Há exatos 15 anos, o adestrador de cães Edson Néris da Silva foi espancado até a morte em plena Praça da República, no Centro da capital paulista. Esse foi o primeiro caso de crime homofóbico a ser amplamente divulgado pela imprensa nacional. Edson foi o primeiro, mas não foi o último.
Segundo o Grupo Gay da Bahia, que, na ausência de informações oficiais sobre uma prática que não é discriminada nos boletins de ocorrência, é considerado referência sobre o tema no País, o Brasil é o campeão mundial de crimes homo-transfóbicos.
Anualmente, a ONG publica relatórios sobre casos de homicídios contra membros da comunidade LGBT. De acordo com o último levantamento, foram documentados 312 assassinatos de gays, travestis e lésbicas brasileiros em 2013, incluindo uma transexual morta no Reino Unido e um gay morto na Espanha. Naquele ano, em média, aconteceu uma morte do tipo a cada 28 horas.
Ainda segundo o relatório, em 2013, 40% dos assassinatos de transexuais e travestis registrados em todo o mundo aconteceram no Brasil. Pernambuco e São Paulo foram os Estados onde mais crimes do tipo aconteceram em 2013. Na lista dos Estados menos violentos, estão o Acre - onde não houve registro de crime homofóbico naquele ano -, Amapá e Espírito Santo - respectivamente, com uma e duas ocorrências.
Para o advogado Eduardo Piza Mello, que criou o Instituto Edson Néris - em homenagem à vítima do ataque na Praça da República -, muita coisa mudou de poucos anos para cá. "O que era considerado indecente e imoral, hoje é aceitado legalmente e socialmente, como o casamento, a união estável. Isso seria impossível há cinco anos, por exemplo", explica.
Mas Piza nega que tais avanços tenham reduzido o número de crimes de ódio contra homossexuais. "A (lei) Maria da Penha não reduziu o número de crimes contra mulheres: é um instrumento a mais. Com a discussão sobre homofobia, acontece a mesma coisa com os gays: os crimes não diminuem, necessariamente. Em números reais, não houve redução", afirmou.

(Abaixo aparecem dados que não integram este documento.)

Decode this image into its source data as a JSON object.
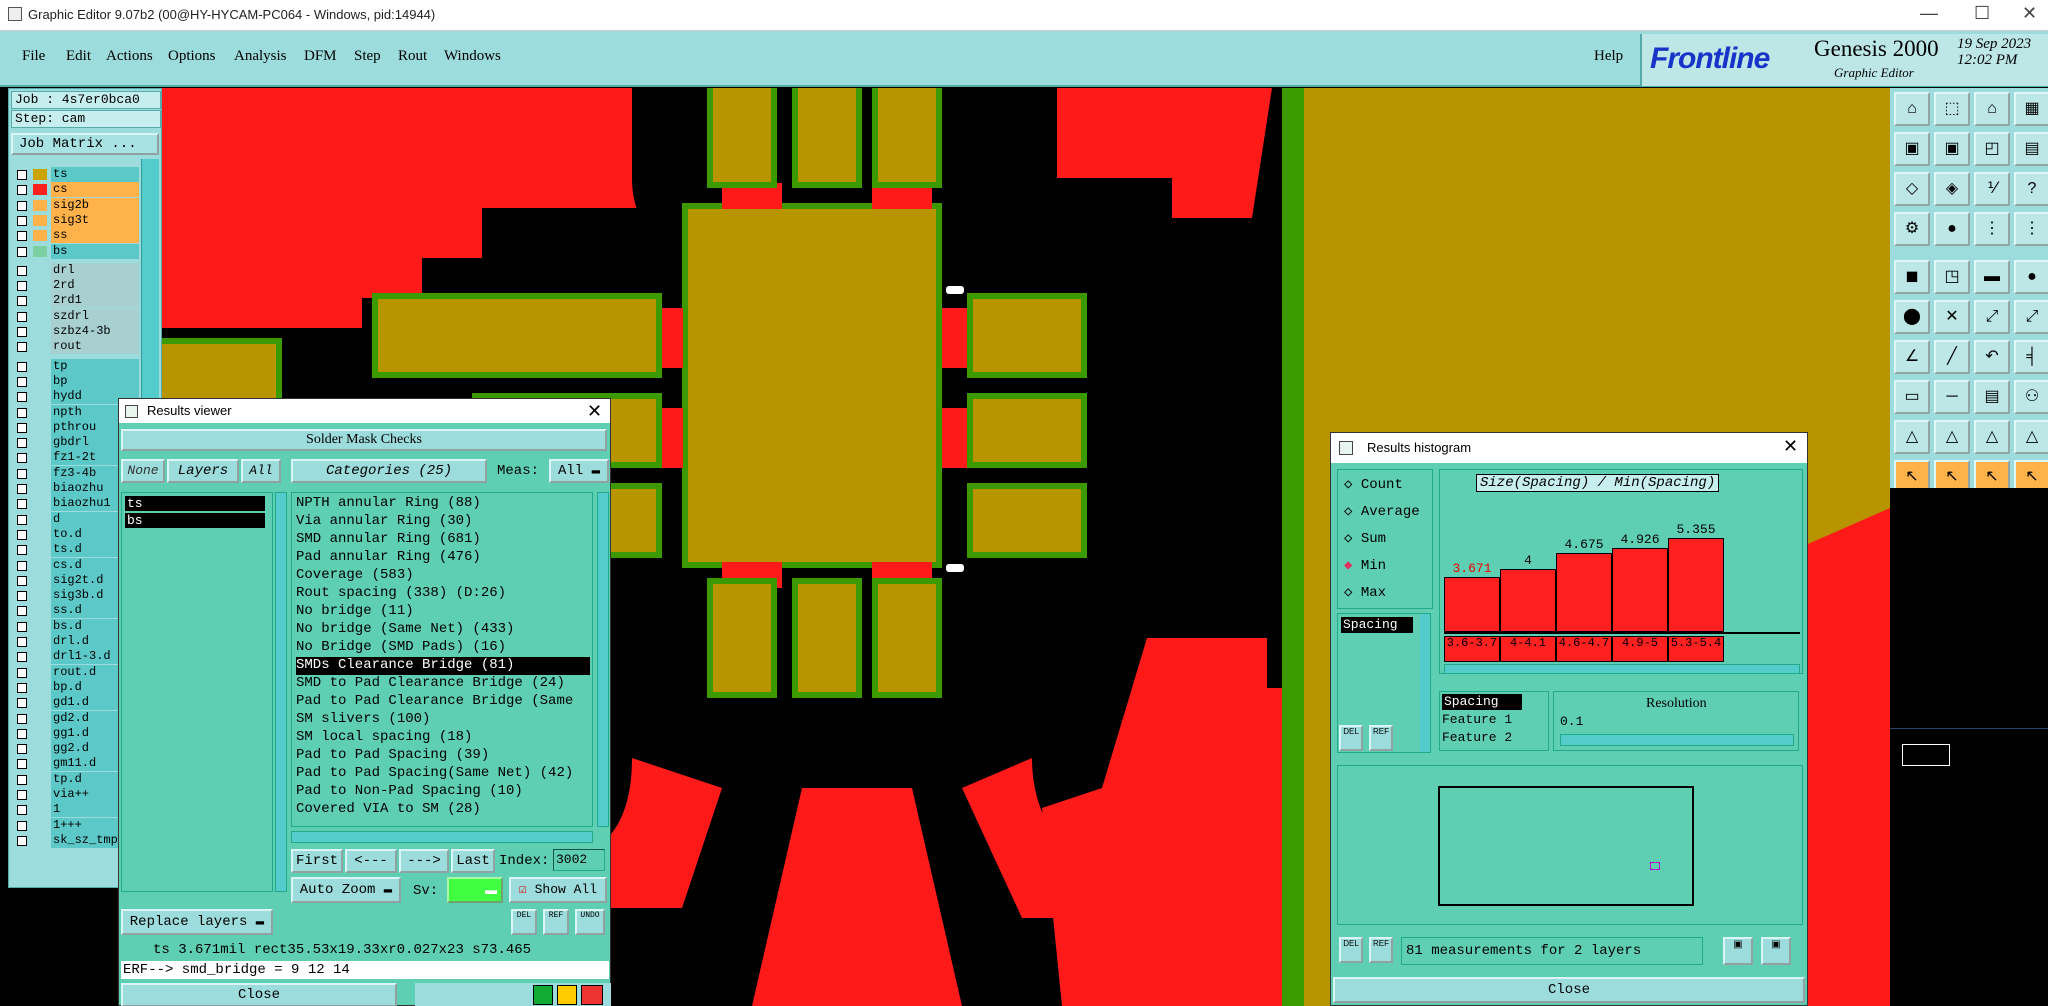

O professor Luiz Mott, antropólogo da Universidade Federal da Bahia, é o coordenador da pesquisa feita pelo Grupo Gay da Bahia. De acordo com ele, "tais números (registrados no relatório) representam apenas a ponta de um iceberg de violência e sangue". Isso porque o banco de dados coletado pela ONG é construído a partir de notícias de jornal, internet e informações enviadas por outras ONGs.
Não identificação e liberdade
Em apenas 33% dos casos observados, referentes a 2013, os autores dos crimes foram identificados, sendo que, em 67%, não há informação sobre a captura dos criminosos. Um exemplo de impunidade é o caso de Edson Néris. Na época, a polícia chegou a prender 18 suspeitos. No julgamento, alguns foram condenados a 21 anos de prisão por crime de formação de quadrilha e homicídio triplamente qualificado. Beneficiados pela progressão das penas, todos já estavam em liberdade em 2010.
Descubra onde é legal e ilegal ser gay no mundo
Piza alerta ainda que no Estado de São Paulo, com mais de 40 milhões de habitantes, há apenas uma Delegacia de Combate aos Crimes Raciais e Delitos de Intolerância (Decradi). Localizada na Luz, funciona das 9h às 19h e não atende aos finais de semana. "Você acha o suficiente? É claro que não é", disse o advogado.
O crime contra Edson Néris pode ter sido o responsável por acrescentar o termo "homofobia" aos noticiários, mas estar em evidência é apenas o primeiro passo para que ocorra uma alteração na cultura da população e nas leis do País.
Além disso, o criador do Instituto Edson Néris alerta que a sociedade vê as mortes homofóbicas de maneiras diferentes. "Se um gay universitário de pele branca morre em algum ataque homofóbico, ele é visto como vítima e a sociedade se sensibiliza. Se é uma travesti, se ela era profissional do sexo, parece que a vida dela vale menos que a do outro", alerta o advogado.
"Costumamos dizer que a violência existe para todos e não faz qualquer distinção. É um problema social. O que nos cabe é a discussão e a preocupação com os grupos vulneráveis", conclui.
Os relatórios anuais do Grupo Gay da Bahia são publicados geralmente no mês de março, portanto não se sabe ainda qual foi a quantidade de crimes registrados no ano passado. Porém, um levantamento preliminar revelou que, apenas em janeiro de 2014, foram documentados 42 homicídios contra homossexuais, um a cada 18 horas. Logo, 2014 pode ter sido ainda mais violento que o ano anterior para a comunidade LGBT, o que confirma que os avanços não significam menos crimes.